Some of these composers have created signature pieces; Gruber’s Aerial, which Hardenberger has performed more than fifty times, comes to mind. The trumpeter, who shared many of his virtuosic techniques with Gruber as the composer was writing the piece, jokes that he gets gray hairs when he has to play it. But he’s only got himself to blame. “Anyway, I don’t have five Beethoven pieces I can choose from,” he says. In 2010 Hardenberger premiered Gruber’s second trumpet concerto, Busking, which was inspired by Picasso’s painting Three Musicians and features a trumpet soloist, an accordion and a banjo accompanied by a classical string orchestra. Hardenberger calls it “the ill-behaved little brother of Aerial.”

Balsom, for her part, has inherited her former mentor’s commissioning zeal. In February of 2011 she performed the world premiere of James MacMillan’s Seraph, a commission written for Balsom and the Scottish Ensemble. For this piece, Balsom was delighted to work closely with the composer. “It seems a shame when composers write without [performers] communicating with them,” she says. “I love to be able to say, ‘I want to sound like this.’”
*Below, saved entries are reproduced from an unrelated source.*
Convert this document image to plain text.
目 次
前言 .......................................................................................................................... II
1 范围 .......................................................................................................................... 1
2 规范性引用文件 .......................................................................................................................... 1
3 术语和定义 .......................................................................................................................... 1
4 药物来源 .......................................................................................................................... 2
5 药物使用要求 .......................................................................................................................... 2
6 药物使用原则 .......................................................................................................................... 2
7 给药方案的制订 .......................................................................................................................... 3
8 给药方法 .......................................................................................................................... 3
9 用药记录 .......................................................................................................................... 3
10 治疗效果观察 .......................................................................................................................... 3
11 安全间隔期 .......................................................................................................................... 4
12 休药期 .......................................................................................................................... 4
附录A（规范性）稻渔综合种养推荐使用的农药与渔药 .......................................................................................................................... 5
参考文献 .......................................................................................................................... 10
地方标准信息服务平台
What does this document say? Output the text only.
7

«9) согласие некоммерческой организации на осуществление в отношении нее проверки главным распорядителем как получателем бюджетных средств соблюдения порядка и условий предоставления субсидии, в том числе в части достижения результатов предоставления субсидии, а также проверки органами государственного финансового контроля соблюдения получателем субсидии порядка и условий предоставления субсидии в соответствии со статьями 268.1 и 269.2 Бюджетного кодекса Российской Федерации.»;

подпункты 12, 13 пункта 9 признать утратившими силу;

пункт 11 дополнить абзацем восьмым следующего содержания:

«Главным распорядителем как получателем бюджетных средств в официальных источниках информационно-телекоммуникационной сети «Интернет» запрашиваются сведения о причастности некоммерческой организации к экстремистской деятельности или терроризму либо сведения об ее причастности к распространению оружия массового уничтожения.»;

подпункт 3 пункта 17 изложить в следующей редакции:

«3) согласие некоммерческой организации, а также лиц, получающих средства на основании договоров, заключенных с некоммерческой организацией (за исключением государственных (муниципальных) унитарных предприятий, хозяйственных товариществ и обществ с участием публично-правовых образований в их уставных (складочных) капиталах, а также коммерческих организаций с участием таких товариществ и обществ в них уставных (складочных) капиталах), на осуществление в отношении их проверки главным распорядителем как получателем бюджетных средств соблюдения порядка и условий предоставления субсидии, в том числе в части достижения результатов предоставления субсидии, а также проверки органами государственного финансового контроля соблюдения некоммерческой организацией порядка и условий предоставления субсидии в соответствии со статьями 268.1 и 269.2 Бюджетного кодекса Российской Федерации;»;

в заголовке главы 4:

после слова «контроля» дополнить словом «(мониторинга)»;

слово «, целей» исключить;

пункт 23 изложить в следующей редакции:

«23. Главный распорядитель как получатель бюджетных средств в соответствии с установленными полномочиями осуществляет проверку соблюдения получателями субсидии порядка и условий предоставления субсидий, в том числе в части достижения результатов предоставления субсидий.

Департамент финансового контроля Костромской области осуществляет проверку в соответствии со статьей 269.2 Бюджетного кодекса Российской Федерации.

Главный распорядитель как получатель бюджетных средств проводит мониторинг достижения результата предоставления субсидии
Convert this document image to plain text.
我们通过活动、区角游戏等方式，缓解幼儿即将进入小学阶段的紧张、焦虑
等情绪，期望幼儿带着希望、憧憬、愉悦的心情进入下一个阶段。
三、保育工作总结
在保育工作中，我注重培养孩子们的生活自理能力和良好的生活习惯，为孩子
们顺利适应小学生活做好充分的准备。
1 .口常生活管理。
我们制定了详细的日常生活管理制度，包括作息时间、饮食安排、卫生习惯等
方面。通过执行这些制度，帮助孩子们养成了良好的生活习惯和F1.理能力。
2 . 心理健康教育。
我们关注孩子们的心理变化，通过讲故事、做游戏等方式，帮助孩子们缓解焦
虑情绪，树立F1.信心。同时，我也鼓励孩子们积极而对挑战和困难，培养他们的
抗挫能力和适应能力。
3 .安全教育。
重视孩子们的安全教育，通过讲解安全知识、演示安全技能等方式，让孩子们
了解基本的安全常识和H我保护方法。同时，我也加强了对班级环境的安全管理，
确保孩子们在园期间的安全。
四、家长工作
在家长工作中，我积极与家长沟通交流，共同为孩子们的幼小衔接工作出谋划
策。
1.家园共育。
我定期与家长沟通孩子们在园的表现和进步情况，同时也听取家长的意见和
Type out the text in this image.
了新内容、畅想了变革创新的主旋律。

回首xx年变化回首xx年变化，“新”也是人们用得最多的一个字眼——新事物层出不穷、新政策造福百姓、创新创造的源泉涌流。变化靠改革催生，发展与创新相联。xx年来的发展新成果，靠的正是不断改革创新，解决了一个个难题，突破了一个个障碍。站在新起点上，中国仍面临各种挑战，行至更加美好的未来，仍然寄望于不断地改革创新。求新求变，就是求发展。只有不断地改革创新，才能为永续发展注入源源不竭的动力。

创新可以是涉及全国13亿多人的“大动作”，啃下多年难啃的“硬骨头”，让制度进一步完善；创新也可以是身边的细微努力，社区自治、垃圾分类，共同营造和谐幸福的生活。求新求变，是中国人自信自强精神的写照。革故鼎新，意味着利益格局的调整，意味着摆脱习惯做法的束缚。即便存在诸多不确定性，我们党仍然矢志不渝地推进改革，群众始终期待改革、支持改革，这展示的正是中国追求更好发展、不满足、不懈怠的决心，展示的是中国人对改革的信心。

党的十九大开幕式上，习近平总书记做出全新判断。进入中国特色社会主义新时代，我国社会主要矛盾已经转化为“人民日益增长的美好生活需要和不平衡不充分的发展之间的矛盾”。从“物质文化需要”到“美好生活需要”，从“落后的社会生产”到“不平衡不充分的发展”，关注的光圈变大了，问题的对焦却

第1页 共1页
While Balsom’s latest record is a celebration of the Baroque era and the sweet and subtle sounds of the piccolo trumpet (“the trumpet on The Beatles’ ‘Penny Lane’” is how Balsom introduces the instrument in concert), she is firmly grounded in twentieth-century repertoire. “The composers of the twentieth century started to understand the scope of the instrument,” she says. Trumpet soloists, it seems, have to look backwards and forwards at the same time. To be sure, Balsom has a wish list of composers with whom she’d like to work, including Mark-Anthony Turnage, Thomas Adès, Oliver Knussen and John Adams. She relishes the thought of what these modern masters could do for the trumpet. “People have yet to realize that the trumpet has so many colors,” she says.

Balsom also takes delight in taking works for other instruments and transcribing them for the trumpet. On her 2006 album, Caprice, which she recorded with the Gothenburg Symphony Orchestra and conductor Edward Gardner (now her partner, with whom she has a son, Charlie, born in 2010), she included Piazzolla’s celebrated Libertango as well as the fiendishly difficult Caprice No. 24 by Paganini.

Perhaps audiences are catching on: suddenly the classical trumpet is seen as more than just bombast and fanfare. At a recent concert in New York City, Balsom gave a concert featuring works for trumpet and piano, including a dark-inflected, far-from-accessible sonata by Hindemith. But the trumpeter, as she did for all the pieces, provided a succinct and impassioned introduction. The audience was with her all the way.